The Minnesota U.S. Attorney’s Office has charged 79 people with filing fraudulent reimbursement claims in the Summer Food Service Program and the Child and Adult Care Food Program for millions of meals that were never served.
In a sentencing memorandum filed Monday ahead of Bock’s Thursday sentencing hearing, prosecutors write that Bock orchestrated a scheme to steal more than $242 million from the programs.
A federal jury convicted Bock and former Safari Restaurant co-owner Salim Said last year. Prosecutors say that Bock “herself certified each false claim being submitted for reimbursement,” and they described Feeding Our Future as a “sham nonprofit” set up to funnel stolen money to co-conspirators.
The government also argue that after her conviction, Bock has shown “zero respect for the law and no remorse for the harms she has caused” while continuing to deny responsibility.

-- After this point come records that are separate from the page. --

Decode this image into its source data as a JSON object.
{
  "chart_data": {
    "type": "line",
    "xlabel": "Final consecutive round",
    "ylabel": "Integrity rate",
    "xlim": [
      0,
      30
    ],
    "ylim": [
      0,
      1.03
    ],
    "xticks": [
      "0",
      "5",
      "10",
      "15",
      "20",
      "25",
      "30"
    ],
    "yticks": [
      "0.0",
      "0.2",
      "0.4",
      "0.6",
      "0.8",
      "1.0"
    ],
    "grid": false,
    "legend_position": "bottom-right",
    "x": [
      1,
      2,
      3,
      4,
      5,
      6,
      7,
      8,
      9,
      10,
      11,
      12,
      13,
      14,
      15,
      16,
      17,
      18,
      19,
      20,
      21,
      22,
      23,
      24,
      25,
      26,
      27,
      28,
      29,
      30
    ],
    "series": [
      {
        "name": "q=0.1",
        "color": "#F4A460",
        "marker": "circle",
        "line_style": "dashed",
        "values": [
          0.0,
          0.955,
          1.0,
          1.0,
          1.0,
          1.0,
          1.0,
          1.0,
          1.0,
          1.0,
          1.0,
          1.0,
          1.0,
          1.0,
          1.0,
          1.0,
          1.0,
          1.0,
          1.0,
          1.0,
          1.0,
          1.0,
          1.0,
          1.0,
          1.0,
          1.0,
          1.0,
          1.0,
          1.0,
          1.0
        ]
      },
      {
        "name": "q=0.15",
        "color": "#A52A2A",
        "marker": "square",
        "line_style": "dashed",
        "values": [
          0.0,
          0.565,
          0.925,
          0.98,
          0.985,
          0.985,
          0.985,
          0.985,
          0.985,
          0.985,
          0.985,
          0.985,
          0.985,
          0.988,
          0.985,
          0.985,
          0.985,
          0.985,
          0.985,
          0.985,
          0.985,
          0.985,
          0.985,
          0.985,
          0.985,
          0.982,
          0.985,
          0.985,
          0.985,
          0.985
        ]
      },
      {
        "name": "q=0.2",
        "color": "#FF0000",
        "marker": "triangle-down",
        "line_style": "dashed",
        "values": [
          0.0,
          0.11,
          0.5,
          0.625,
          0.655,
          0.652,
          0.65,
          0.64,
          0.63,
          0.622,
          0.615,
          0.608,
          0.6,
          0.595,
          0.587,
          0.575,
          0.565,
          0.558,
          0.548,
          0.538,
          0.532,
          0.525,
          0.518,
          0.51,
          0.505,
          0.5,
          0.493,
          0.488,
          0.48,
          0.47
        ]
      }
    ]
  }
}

Bock’s defense attorney Ken Udoibok is requesting a sentence of three years. He says the government’s loss calculation is unreliable and it’s unfair to attribute the entire amount to Bock.
In his own 75-page argument for leniency, Udoibok writes that the court “must sentence Ms. Bock based on what was proven against her, not on the sheer size of the broader public controversy, not on the conduct of every site operator and vendor who passed through the program.”